There's a reason why it's so funny. Escape is written, designed and project-led by Sean Clark and Mike Stemmle. Not the most famous names in game design, until someone points out to you that it was the same double-act that wrote and created Sam & Max: Hit The Road. Indeed - those behind an adventure game that you celebrate beyond reason also made the game you've claimed was an insult to the Monkey Island name, and now you're looking a bit silly, eh?
Everything is here. A story involving Guybrush travelling around the increasingly poorly titled Tri-Island district, solving elaborate chains of puzzles in order to move on to the next enormous location. Elaine needs your help, Le Chuck is causing trouble, there's Otis, Carla, Murray, the Voodoo Lady, insult fights, Stan (who even in 3D wears a shirt whose pattern doesn't move as he does), and the second highest number of monkeys I've ever seen. Yes, Ron Gilbert and Tim Schafer had nothing to do with it, but you know what - it doesn't suffer for that at all.
The humour is just wonderful. It's certainly a damn sight funnier than the first and third games in the series, making me laugh out loud a remarkable number of times. It's a game that understands the basics, such as: ducks are funny animals. And the complicated, like... okay - there's nothing complicated. But there's a lot that's clever.
We may be a little far on from the O.J. trial over a decade since the game came out, but "If the nose fits, you must acquit," still gets a laugh out of me. And no one in the world could have written a better line in response to trying to pick up a skull from an underground chamber: "I've already got a skull."
Some of the references have dated, or perhaps more frequently been done too often by others since. So while Starbuccaneers is a funny name for a pirate coffee shop, a decade of Starbucks spoofs have tainted it slightly. (Although I'll defend "Cap'n-ccino" to the death. And I can't help but enjoy "Starbuccaneer's iced groggaccino".)

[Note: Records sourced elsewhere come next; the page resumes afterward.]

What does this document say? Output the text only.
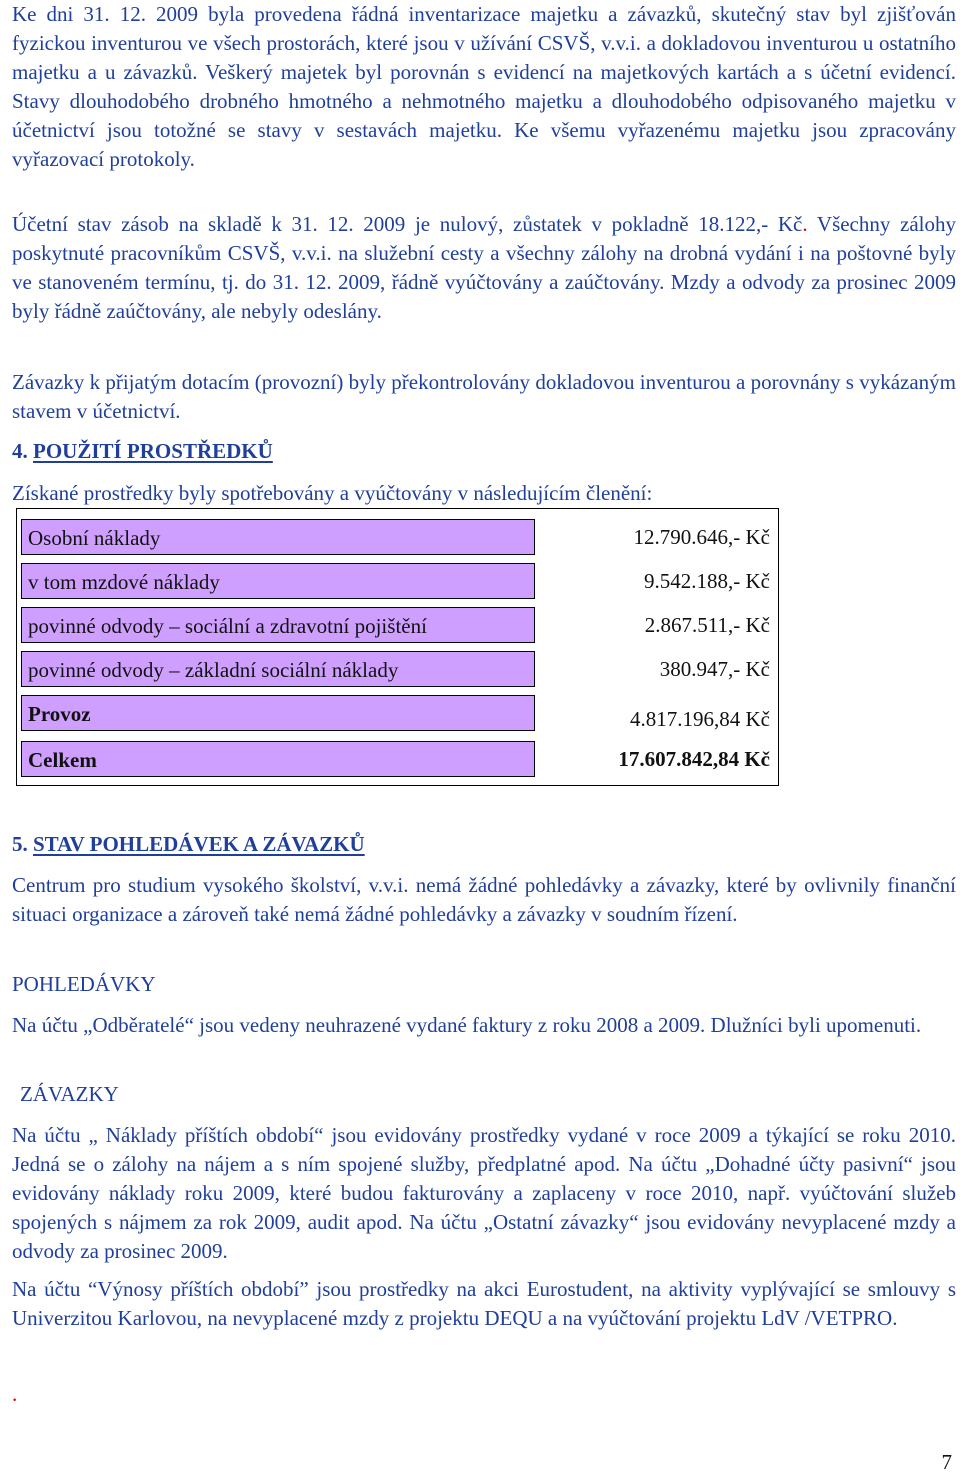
Ke dni 31. 12. 2009 byla provedena řádná inventarizace majetku a závazků, skutečný stav byl zjišťován fyzickou inventurou ve všech prostorách, které jsou v užívání CSVŠ, v.v.i. a dokladovou inventurou u ostatního majetku a u závazků. Veškerý majetek byl porovnán s evidencí na majetkových kartách a s účetní evidencí. Stavy dlouhodobého drobného hmotného a nehmotného majetku a dlouhodobého odpisovaného majetku v účetnictví jsou totožné se stavy v sestavách majetku. Ke všemu vyřazenému majetku jsou zpracovány vyřazovací protokoly.

Účetní stav zásob na skladě k 31. 12. 2009 je nulový, zůstatek v pokladně 18.122,- Kč. Všechny zálohy poskytnuté pracovníkům CSVŠ, v.v.i. na služební cesty a všechny zálohy na drobná vydání i na poštovné byly ve stanoveném termínu, tj. do 31. 12. 2009, řádně vyúčtovány a zaúčtovány. Mzdy a odvody za prosinec 2009 byly řádně zaúčtovány, ale nebyly odeslány.

Závazky k přijatým dotacím (provozní) byly překontrolovány dokladovou inventurou a porovnány s vykázaným stavem v účetnictví.

4. POUŽITÍ PROSTŘEDKŮ

Získané prostředky byly spotřebovány a vyúčtovány v následujícím členění:

Osobní náklady	12.790.646,- Kč
v tom mzdové náklady	9.542.188,- Kč
povinné odvody – sociální a zdravotní pojištění	2.867.511,- Kč
povinné odvody – základní sociální náklady	380.947,- Kč
Provoz	4.817.196,84 Kč
Celkem	17.607.842,84 Kč

5. STAV POHLEDÁVEK A ZÁVAZKŮ

Centrum pro studium vysokého školství, v.v.i. nemá žádné pohledávky a závazky, které by ovlivnily finanční situaci organizace a zároveň také nemá žádné pohledávky a závazky v soudním řízení.

POHLEDÁVKY

Na účtu „Odběratelé“ jsou vedeny neuhrazené vydané faktury z roku 2008 a 2009. Dlužníci byli upomenuti.

ZÁVAZKY

Na účtu „ Náklady příštích období“ jsou evidovány prostředky vydané v roce 2009 a týkající se roku 2010. Jedná se o zálohy na nájem a s ním spojené služby, předplatné apod. Na účtu „Dohadné účty pasivní“ jsou evidovány náklady roku 2009, které budou fakturovány a zaplaceny v roce 2010, např. vyúčtování služeb spojených s nájmem za rok 2009, audit apod. Na účtu „Ostatní závazky“ jsou evidovány nevyplacené mzdy a odvody za prosinec 2009.

Na účtu “Výnosy příštích období” jsou prostředky na akci Eurostudent, na aktivity vyplývající se smlouvy s Univerzitou Karlovou, na nevyplacené mzdy z projektu DEQU a na vyúčtování projektu LdV /VETPRO.

.

7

But the overall story entirely holds up. This mysterious rich Australian, by the name of Ozzy Mandrill, is buying up all the establishments on Melee and the surrounding islands, and converting them into tourist-friendly, pirate-themed but pirate-free modern monstrosities. Pirates are being rehabilitated, grog-selling venues are vanishing, and novelty gift shops are appearing everywhere. The very pirate way of life is being threatened in the face of capitalism and corporations.
Meanwhile, a new man in town by the name of Charles L. Charles is threatening to defeat Elaine as Governor of Melee Island. And this is handled brilliantly. The lack of an attempt to disguise that this will obviously turn out to be Le Chuck is so pleasingly delivered, without resorting to his pulling back his beard and winking at the camera. Instead his pitifully obvious name, along with Guybrush's remark that he smells like a rotting corpse when first meeting him, makes the eventual reveal a fantastically sarcastic moment. Supporting characters look pityingly at Guybrush and mention how heavy-handed the foreshadowing had been.